側近からこの報告を受けた王は飛び上がらんばかり驚き、慌てて死刑の取り止めの早馬を立てましたが、間に合わず、既に木田は、この世の人ではありませんでした。
酷く悲しみ、己の過ちを悔やんだ王は、木田に「時之大屋子」という位を授けると共に、王家以外の者は葬らないと決められている玉陵の中央の部屋に、木田の遺骸が入った厨子甕を安置すると、懇ろに祀ったとのことです。
※注や解説
【玉城間切】~玉城の以前の発音は「たまぐすぃく/たまぐしく」など。
【前川】~前川村。前川の以前の発音は「めーがー」など。
【願立て】~神仏に願をかけること。願かけ。立願。
【讒言】~事実を曲げたり、ありもしない事柄を作り上げ、その人のことを目上の人や位が高い人に悪く告げ口すること。

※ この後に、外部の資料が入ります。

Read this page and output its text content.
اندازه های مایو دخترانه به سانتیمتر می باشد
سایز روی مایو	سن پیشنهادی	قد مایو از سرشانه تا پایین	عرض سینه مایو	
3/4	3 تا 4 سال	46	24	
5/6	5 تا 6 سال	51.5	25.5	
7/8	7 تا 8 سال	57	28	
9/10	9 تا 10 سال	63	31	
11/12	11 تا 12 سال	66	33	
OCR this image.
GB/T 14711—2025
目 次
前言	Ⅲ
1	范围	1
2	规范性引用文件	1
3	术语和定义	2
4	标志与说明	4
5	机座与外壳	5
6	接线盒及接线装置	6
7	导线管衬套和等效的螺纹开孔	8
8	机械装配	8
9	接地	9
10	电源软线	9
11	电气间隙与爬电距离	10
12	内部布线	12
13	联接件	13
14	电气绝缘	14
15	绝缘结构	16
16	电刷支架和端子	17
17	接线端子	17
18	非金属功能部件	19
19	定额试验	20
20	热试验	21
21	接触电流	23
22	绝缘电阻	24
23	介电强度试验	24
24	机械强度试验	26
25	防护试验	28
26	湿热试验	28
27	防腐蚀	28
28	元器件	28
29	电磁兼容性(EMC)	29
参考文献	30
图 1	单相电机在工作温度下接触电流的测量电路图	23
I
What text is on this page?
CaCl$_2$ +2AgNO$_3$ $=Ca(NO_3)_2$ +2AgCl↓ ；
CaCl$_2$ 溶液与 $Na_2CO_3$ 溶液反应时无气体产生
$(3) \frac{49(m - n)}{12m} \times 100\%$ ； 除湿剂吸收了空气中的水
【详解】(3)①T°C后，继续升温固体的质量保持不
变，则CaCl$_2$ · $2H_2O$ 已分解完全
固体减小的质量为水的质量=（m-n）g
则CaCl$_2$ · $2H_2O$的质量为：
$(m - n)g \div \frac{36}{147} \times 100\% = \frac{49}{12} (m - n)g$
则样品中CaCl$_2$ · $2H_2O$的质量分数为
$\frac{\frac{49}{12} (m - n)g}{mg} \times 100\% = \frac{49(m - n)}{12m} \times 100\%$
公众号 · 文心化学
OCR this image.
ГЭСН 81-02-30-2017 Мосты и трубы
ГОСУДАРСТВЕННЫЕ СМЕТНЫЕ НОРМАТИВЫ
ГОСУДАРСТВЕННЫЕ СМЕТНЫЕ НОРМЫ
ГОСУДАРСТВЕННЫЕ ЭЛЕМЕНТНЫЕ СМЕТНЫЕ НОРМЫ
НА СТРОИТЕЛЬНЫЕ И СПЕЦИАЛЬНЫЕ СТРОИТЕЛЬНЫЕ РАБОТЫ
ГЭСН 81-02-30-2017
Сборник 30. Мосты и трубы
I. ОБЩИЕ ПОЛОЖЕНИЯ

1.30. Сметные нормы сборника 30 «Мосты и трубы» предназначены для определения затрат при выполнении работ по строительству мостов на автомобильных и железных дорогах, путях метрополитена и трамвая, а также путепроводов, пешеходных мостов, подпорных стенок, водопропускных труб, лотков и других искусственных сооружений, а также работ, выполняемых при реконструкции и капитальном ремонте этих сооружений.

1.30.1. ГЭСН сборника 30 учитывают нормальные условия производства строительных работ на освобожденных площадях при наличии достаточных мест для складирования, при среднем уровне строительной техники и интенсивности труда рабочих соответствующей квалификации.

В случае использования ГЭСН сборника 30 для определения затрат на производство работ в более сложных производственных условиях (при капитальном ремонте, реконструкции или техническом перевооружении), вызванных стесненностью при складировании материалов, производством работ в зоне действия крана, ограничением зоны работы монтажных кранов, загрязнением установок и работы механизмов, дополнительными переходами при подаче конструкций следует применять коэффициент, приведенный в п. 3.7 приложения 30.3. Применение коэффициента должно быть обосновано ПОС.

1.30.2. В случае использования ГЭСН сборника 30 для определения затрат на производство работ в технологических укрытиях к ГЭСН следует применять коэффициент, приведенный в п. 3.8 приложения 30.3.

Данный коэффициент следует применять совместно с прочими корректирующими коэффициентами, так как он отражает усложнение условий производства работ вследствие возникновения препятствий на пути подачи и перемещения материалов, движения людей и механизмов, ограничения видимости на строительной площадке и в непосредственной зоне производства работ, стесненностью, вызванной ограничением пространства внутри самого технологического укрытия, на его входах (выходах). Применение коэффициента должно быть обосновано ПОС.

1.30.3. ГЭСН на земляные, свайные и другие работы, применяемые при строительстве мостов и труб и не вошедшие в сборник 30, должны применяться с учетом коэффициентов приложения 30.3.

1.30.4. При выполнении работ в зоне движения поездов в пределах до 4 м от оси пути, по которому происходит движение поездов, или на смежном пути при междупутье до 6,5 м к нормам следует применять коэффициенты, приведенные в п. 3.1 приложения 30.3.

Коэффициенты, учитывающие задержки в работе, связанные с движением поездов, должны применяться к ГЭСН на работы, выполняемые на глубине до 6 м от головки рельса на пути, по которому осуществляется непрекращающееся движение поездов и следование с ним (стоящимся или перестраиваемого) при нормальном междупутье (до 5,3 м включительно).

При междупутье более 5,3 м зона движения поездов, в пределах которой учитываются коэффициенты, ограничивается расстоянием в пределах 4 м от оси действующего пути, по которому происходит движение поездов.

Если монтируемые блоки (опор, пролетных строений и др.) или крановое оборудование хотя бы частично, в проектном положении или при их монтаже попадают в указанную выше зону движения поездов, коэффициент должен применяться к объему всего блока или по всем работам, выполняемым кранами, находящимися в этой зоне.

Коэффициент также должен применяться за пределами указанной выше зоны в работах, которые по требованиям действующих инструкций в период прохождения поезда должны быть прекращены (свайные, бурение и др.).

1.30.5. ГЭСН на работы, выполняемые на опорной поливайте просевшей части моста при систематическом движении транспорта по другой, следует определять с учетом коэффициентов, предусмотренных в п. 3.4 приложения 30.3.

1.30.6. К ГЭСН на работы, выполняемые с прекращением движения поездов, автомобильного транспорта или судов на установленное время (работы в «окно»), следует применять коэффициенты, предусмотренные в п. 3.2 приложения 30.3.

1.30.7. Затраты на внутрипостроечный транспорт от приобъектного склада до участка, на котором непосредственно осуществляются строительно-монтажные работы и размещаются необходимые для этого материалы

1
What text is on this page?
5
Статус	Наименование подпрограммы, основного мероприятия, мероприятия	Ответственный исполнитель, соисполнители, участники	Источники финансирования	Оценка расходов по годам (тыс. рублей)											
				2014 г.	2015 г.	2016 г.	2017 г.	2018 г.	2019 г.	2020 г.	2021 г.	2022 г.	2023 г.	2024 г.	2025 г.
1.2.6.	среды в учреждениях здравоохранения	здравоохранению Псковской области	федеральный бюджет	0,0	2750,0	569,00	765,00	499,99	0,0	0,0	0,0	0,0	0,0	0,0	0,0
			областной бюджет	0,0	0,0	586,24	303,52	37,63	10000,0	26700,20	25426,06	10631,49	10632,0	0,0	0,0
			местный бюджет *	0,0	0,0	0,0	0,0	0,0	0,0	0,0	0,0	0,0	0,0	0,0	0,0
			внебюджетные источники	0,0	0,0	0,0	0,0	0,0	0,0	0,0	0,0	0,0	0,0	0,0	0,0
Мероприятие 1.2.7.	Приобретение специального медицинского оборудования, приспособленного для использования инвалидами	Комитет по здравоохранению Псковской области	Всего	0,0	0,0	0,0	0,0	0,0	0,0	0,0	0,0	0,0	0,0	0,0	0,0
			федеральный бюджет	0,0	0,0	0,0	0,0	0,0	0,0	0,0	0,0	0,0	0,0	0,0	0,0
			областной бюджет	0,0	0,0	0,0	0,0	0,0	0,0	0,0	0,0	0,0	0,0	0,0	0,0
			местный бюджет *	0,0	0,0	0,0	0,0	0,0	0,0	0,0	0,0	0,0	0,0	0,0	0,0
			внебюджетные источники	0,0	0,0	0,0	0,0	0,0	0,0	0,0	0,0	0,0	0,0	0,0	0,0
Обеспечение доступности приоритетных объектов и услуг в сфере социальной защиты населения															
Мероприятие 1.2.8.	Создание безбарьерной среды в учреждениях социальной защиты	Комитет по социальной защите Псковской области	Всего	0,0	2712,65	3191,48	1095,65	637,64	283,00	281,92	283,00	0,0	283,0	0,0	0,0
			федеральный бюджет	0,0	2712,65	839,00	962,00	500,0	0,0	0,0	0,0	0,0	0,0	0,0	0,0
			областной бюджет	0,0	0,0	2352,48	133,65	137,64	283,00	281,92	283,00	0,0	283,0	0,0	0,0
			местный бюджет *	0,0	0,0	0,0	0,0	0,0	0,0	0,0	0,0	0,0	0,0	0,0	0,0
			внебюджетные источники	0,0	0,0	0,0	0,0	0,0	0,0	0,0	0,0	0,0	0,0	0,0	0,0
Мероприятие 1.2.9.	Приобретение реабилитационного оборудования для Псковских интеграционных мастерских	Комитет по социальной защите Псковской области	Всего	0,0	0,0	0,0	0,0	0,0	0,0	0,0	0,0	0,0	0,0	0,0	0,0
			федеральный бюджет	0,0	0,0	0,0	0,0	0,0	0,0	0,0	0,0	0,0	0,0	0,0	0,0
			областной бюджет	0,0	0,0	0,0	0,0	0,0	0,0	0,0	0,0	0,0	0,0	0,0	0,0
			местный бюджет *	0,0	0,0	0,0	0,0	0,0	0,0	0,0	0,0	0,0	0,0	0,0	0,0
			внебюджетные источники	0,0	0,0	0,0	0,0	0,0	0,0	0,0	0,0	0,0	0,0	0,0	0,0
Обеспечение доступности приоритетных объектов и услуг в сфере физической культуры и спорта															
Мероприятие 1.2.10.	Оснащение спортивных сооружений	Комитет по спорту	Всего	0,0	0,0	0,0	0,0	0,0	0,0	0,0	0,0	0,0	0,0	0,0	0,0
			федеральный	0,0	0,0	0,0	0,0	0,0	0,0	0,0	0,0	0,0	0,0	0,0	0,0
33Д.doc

【神通力】~じんつうりき、とも。超人的な能力。通力。
【刑場】~死刑を執行する場所。
※【木田大時拝所】~童名は「仁王」。南城市(※旧玉城村)の玉城前川集落に小さな拝所がある。ここに玉城筑登之仁王という人物の屋敷跡があり、木田大時が王府に勤めるまで生まれ育った屋敷とされる。彼は、幼い頃からセジが高いシジダカサンで(※セジとは、琉球沖縄の伝承における霊力、霊威のこと。それが強い人をセジ高い=シジダカサンという)、中でも予知能力に優れていた。成人してからは、更に自分の腕を磨くため、前川村の大道という所に住んでいた小波津親雲上という風水師から、風水と天文を学んだといわれている。木谷には妻子が無く、死後、木田の遺体は、従兄弟の屋号内間が引き取ることになっていたのを、尚眞王が悔いたため、また呪いを避けるため、玉陵に葬ったともされている。玉陵の墓室は、三つに分かれ、中央の中室は、洗骨前まで遺骨を安置する部屋。創建された当初、東室には、洗骨後の「王」と「王妃」が葬られ、西室には、墓前の庭の玉陵碑に記された、限られた家族だけが葬られた。そして確かに、尚圓王(※尚円王)が葬られている立派なイシジーシ(※石厨子/石棺)と同じ素晴らしい彫刻が施されたイシジーシが、たった一つだけ、本来は洗骨をするまで遺体を葬る場所である筈の中室に、何故か昔から残されている。言い伝えでは、これが木田大時のものといわれているが、真意のほどはわかっていない。なお、先の戦争時、近くの山川陵の遺骨は全て玉陵に移されたという。尚、今でも木田大時の子孫と言われる、本家の玉城村字前川の内間家をはじめ、内間家の子孫の沖縄市字小禄の上原家(※屋号:いりがーしむ)、その分家である那覇市牧志の嘉数家(※屋号:うまい)等に、この話は伝承され、四月に行われる清明祭と、旧暦の七夕に、一族は玉陵を拝んでいるという。伝わるいくつかの話は、鼠の数が、三匹、五匹と話により異なるが、身重で、子鼠を生んで数が増える点は同じ。
【大時】~「時」を『沖縄大百科事典』で引くと、元々は古琉球時代、神事などの日を選ぶ男だったとある。やがて、日選びするだけではなく人の吉凶禍福を占い、祭祀のときの呪詞なども扱ったと考えられる。そして「トキ」は、首里王府の官制の中に組み入れられ、一時期、公的呪術師として、「時之大屋子」と呼ばれた。王府の下級役人で、日や時刻を占う者の長であり、無学ながら才能ある百姓(※一般の民間人のこと)から任命され、時之大屋子の下にはさらに複数の公的呪術師が仕えていたという。